Nvidia é chamada a se explicar no tribunal de Pequim

Governo chinês exige respostas imediatas da Nvidia e coloca sob escrutínio os limites entre inovação, vigilância e soberania digital / Na Bian/Bloomberg

A suspeita de funções ocultas nos chips de IA lança dúvidas sobre a retomada comercial entre China e EUA, dias após sinalizações de reconciliação


Autoridades chinesas convocaram representantes da gigante de tecnologia americana Nvidia Corp. nesta quinta-feira (31) para esclarecimentos sobre possíveis vulnerabilidades de segurança em seus chips de inteligência artificial H20. A medida surpreendeu o mercado internacional, marcando uma mudança abrupta no tom das relações comerciais entre os dois países, que aparentavam seguir em direção à normalização.

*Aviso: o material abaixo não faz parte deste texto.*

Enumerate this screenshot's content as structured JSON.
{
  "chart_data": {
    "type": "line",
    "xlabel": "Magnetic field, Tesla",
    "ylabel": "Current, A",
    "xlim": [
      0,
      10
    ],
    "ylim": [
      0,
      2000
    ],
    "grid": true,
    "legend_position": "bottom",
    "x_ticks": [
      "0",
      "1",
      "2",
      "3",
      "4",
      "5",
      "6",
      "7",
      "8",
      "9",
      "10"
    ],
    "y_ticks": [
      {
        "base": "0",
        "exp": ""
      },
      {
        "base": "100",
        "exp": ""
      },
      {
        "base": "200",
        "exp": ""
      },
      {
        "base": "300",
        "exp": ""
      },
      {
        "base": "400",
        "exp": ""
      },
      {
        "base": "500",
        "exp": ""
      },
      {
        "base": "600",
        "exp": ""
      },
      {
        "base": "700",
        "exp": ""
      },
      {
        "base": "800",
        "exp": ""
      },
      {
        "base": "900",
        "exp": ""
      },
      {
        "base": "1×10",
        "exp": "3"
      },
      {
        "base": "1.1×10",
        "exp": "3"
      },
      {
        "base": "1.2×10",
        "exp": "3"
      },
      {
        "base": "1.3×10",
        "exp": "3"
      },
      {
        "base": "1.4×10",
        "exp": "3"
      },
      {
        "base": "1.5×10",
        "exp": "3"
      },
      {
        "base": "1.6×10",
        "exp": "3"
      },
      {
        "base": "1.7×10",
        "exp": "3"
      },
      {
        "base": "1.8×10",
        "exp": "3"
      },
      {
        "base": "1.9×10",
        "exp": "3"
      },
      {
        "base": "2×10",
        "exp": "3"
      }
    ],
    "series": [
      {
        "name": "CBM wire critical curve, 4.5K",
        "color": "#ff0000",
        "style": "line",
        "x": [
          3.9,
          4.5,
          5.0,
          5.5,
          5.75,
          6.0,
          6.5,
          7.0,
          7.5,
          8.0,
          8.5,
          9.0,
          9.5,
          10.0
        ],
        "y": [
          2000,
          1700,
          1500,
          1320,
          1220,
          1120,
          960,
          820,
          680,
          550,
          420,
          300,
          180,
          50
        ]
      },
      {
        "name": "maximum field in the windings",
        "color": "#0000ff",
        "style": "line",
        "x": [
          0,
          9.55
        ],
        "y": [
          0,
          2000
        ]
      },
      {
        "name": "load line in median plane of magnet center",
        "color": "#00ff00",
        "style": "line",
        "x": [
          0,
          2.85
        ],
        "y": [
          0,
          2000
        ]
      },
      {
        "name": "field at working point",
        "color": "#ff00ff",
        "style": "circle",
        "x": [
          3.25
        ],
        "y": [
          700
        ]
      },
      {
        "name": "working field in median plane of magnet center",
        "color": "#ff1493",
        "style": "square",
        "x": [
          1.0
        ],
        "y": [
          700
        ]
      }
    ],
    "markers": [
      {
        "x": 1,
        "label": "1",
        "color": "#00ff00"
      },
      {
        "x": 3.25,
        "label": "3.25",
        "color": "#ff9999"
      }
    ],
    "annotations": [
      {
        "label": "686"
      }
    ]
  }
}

A Administração do Ciberespaço da China divulgou comunicado oficial afirmando que os chips apresentam uma “grave vulnerabilidade de segurança” e exigiu que a equipe da Nvidia explicasse os riscos identificados e fornecesse toda a documentação pertinente. De acordo com o órgão regulador, as preocupações se concentram especificamente em recursos de rastreamento de localização e capacidades de desligamento remoto presentes nos produtos.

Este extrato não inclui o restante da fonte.